Sermon given at the Sung Eucharist on Christmas Day 2013

25 December 2013 at 10:00 am

The Very Reverend Dr John Hall, Dean of Westminster

‘O God, wherefore art thou absent from us so long?’ You can hear the pain of the psalmist, in exile, distressed and angry that God seemed to have abandoned his people, who were far from home and under the control of the enemy. No doubt he remembered the old stories of how God had answered the call of his prophets. The false gods failed to answer their prophets’ call. The Lord the God of Israel answered Elijah’s call immediately with fire from heaven. Why not now?

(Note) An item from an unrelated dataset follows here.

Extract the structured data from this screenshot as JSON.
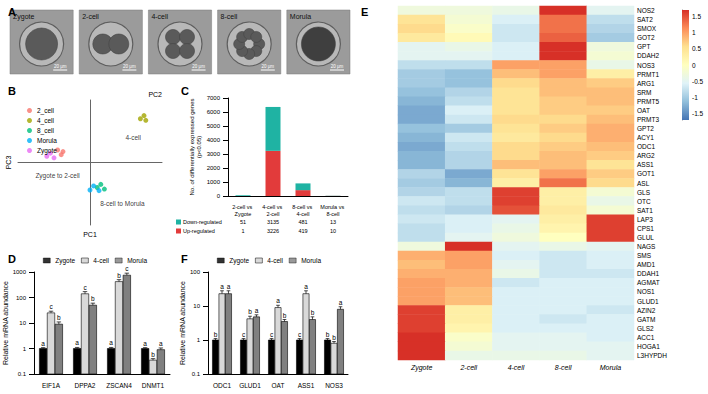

The question, Why does God not prevent this or achieve that, why does he not destroy the wicked and protect the good? has been asked through the four millennia of Jewish and Christian history and answered in various ways. For some, the conclusion has been that there is no God, no pattern or meaning to this life; that everything is random and we have to make the best of it for ourselves, to make it up as we go along. For others, wanting to hold on to a belief in God in the face of the existence of evil, God is an absentee landlord, or the almighty clockmaker who then lets it get on with itself, or perhaps God is simply within us, our ultimate concern.

The reading we have just heard, the Prologue to St John’s Gospel, confronts the confusion with a bold assertion. There is reason and purpose in the universe and there always has been. ‘In the beginning was the Word, and the Word was with God, and the Word was God.’ And this Word of God means life and is light, meaning, an end to confusion. ‘What has come into being in him was life, and the life was the light of all people. The light shines in the darkness, and the darkness could not overcome it.’

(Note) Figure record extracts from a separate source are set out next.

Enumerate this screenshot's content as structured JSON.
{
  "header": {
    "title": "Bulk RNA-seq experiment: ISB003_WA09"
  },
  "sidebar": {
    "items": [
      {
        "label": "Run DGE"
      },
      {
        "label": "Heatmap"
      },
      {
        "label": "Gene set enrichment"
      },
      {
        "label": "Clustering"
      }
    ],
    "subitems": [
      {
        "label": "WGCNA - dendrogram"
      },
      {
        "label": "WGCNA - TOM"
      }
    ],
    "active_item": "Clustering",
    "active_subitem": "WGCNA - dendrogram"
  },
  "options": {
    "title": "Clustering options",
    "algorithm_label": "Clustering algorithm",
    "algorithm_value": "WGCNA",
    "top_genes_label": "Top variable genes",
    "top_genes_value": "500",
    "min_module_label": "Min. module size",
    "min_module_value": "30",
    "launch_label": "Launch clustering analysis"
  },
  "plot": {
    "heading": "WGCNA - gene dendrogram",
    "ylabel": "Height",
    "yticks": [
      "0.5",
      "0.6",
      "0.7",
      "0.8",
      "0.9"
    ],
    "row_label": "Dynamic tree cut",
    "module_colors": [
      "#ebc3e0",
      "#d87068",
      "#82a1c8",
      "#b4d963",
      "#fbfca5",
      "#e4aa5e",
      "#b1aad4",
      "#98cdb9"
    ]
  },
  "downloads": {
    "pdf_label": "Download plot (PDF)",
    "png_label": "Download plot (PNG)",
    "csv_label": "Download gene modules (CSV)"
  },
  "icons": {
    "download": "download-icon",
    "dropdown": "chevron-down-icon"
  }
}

And this Word of God has communicated in various ways from the very beginning of creation, but not been readily heard. ‘He was in the world, and the world came into being through him; yet the world did not know him. He came to what was his own, and his own people did not accept him.’

So now, at the first Christmas, St John says, the Word becomes flesh and dwells among us ‘and we have seen his glory, the glory as of a father’s only son, full of grace and truth.’ The coming of the baby Jesus at Bethlehem is the birth into flesh, the incarnation, of the Son of God, the Word of God, with God from the very beginning. The Second Person of the Holy Trinity, God the Father, God the Son and God the Holy Spirit, comes to live on earth not under human disguise but as a human being.

So, Jesus, Son of God and Son of Mary, is God and Man, experiencing the poverty and deprivation of human life at the most basic. Born in a stable, to parents seeking refuge, he grows up to work for his living and then has nowhere to lay his head and ends his life on earth as a criminal hanging on a cross. He suffers in his own person the cruelty of man at his most inhuman. He bears the whole burden of the evil choices human beings so easily make.

A striking image of the Nativity, painted by the Venetian Lorenzo Lotto in 1523, can be seen in the National Gallery of Art in Washington, DC. Mary and Joseph kneel by the crib adoring the baby Jesus, who has his hands outstretched to his mother. The ox and ass are in the stable behind and on a hillside a shepherd with his sheep. So far so sweet. But then you notice that by the crib lies a bag of money, thirty pieces of silver. Above the stable door are perched two pigeons, the animals of a redeeming sacrifice. A ladder leads to what looks like a cross. On the green hill are three trees. On a shelf above the scene stands a crucifix. The stable and the cross are two aspects of the one story of God’s redeeming love.

God’s choice was to be born amongst the poor and marginalised. ‘Christ Jesus did not regard equality with God as something to be exploited, but emptied himself, taking the form of a slave. He humbled himself and became obedient to the point of death—even death on a cross.’

God’s plan from the beginning was to be born as a human being, when the time had fully come, so that he could share his love, suffering and dying to redeem the world.

So, where is God? Is he really absent? No, he is with us in all the mess of our lives, in the pain and suffering, working his transformations for good from within. This great truth is what gives meaning and purpose to life and should give joy to the world this Christmas and throughout the years.

God of God, Light of Light, lo! he abhors not the Virgin’s womb;
Very God. O come, let us adore him, Christ the Lord!